Looking beyond the obvious
There are many other, less obvious ways (compared to unused capacity or SPs and RIs), to reduce AWS costs. It requires digging into specific services and the way they are architected, which sometimes has nothing to do with AWS itself. Take, for example, Redis, a popular key-value storage database that is used for caching, queuing and more. The main data handling process of the Redis server, the one that saves incoming data and sends out data when requested, is single-threaded. So, if it starts to slow down as the load on the server increases, adding more processors will not make it faster. I have seen a 48 vCPU instance used for Redis, where at least 40 vCPUs sat idle no matter what the system load was. Changing the instance type here to one with fewer vCPUs would save thousands of dollars a month.
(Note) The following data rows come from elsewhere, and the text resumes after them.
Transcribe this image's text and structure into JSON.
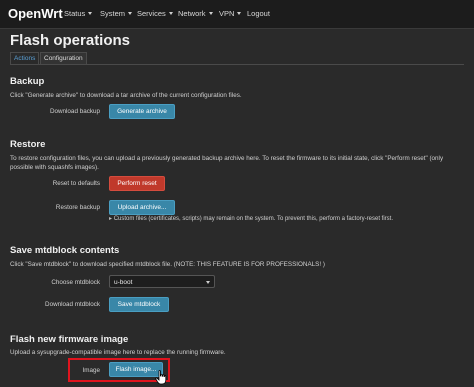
{
  "header": {
    "brand": "OpenWrt",
    "nav": [
      {
        "label": "Status",
        "dropdown": true
      },
      {
        "label": "System",
        "dropdown": true
      },
      {
        "label": "Services",
        "dropdown": true
      },
      {
        "label": "Network",
        "dropdown": true
      },
      {
        "label": "VPN",
        "dropdown": true
      },
      {
        "label": "Logout",
        "dropdown": false
      }
    ]
  },
  "page": {
    "title": "Flash operations",
    "tabs": [
      {
        "label": "Actions",
        "active": true
      },
      {
        "label": "Configuration",
        "active": false
      }
    ]
  },
  "backup": {
    "title": "Backup",
    "description": "Click \"Generate archive\" to download a tar archive of the current configuration files.",
    "download_label": "Download backup",
    "generate_button": "Generate archive"
  },
  "restore": {
    "title": "Restore",
    "description": "To restore configuration files, you can upload a previously generated backup archive here. To reset the firmware to its initial state, click \"Perform reset\" (only possible with squashfs images).",
    "reset_label": "Reset to defaults",
    "reset_button": "Perform reset",
    "restore_label": "Restore backup",
    "upload_button": "Upload archive...",
    "upload_note": "Custom files (certificates, scripts) may remain on the system. To prevent this, perform a factory-reset first."
  },
  "mtdblock": {
    "title": "Save mtdblock contents",
    "description": "Click \"Save mtdblock\" to download specified mtdblock file. (NOTE: THIS FEATURE IS FOR PROFESSIONALS! )",
    "choose_label": "Choose mtdblock",
    "selected": "u-boot",
    "download_label": "Download mtdblock",
    "save_button": "Save mtdblock"
  },
  "flash": {
    "title": "Flash new firmware image",
    "description": "Upload a sysupgrade-compatible image here to replace the running firmware.",
    "image_label": "Image",
    "flash_button": "Flash image..."
  },
  "colors": {
    "primary_button": "#3987a8",
    "danger_button": "#c0392b",
    "highlight": "#e0141e",
    "active_tab": "#5aa0d6"
  }
}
Amazon Relational Database Service (RDS) is another area to explore for potential savings. Over time, the back-end software that uses databases increases the load on databases with duplicated or inefficient queries, especially if the code uses object-relational mapping (ORM) tools. Costs here can arise from too-large instance sizes or disk usage, measured as input-output operations (iOPs), that goes above the included baseline amount. A sub-optimal configuration of read replicas can also add to unnecessary costs.
Running to keep up
One overlooked source of savings is in fact often regarded as a nuisance task and a cost with now benefit, and that is keeping up with the latest versions of both software and hardware. For example, the database engine used by MySQL v8.0 includes many efficiencies compared to v5.5 or v5.6. Yet if the business’s applications appear to be running just fine, it will want its engineering team to focus on building new functionality, and not on an effort that seemingly has no customer-facing benefit.
Take Redis versions as another example. The basic GET and PUT functions have not changed since the earliest versions. If that is the only way you are using Redis, it is posible to keep running v3.2.6 which was released on October 26, 2016. However, there are hidden benefits to upgrading beyond v3.2.6, such as in more efficient algorithms when it comes to replication, that can translate to lesser compute, memory and network requirements. These changes can also be beneficial in an outage situation, reducing time to recovery (TTR) and impact on customers.
Likewise, keeping up with newer hardware can also save costs. While much of AWS usage is with virtual instances, the hardware can matter. According to AWS a newer Graviton processor on the host hardware can increase compute efficiency by 40%. That could translate to 40% fewer instances in a Kubernetes cluster and a comparable saving in cost. If your database is IO heavy and you have dedicated iOPS using i2 storage, switching to gp3 could result in a 60% cost saving.
Most businesses will make cost control a priority at any time, and a periodic review, at least once a year, can help find savings that can be invested in other parts of the organization. These are just some ways to cut AWS costs. AWS has many services and any number of them could be bloating the bill. If an organization doesn’t have the time or people to explore the options, bringing in an external consultant could be an option. Depending on the amount saved, it might be well worth the fees.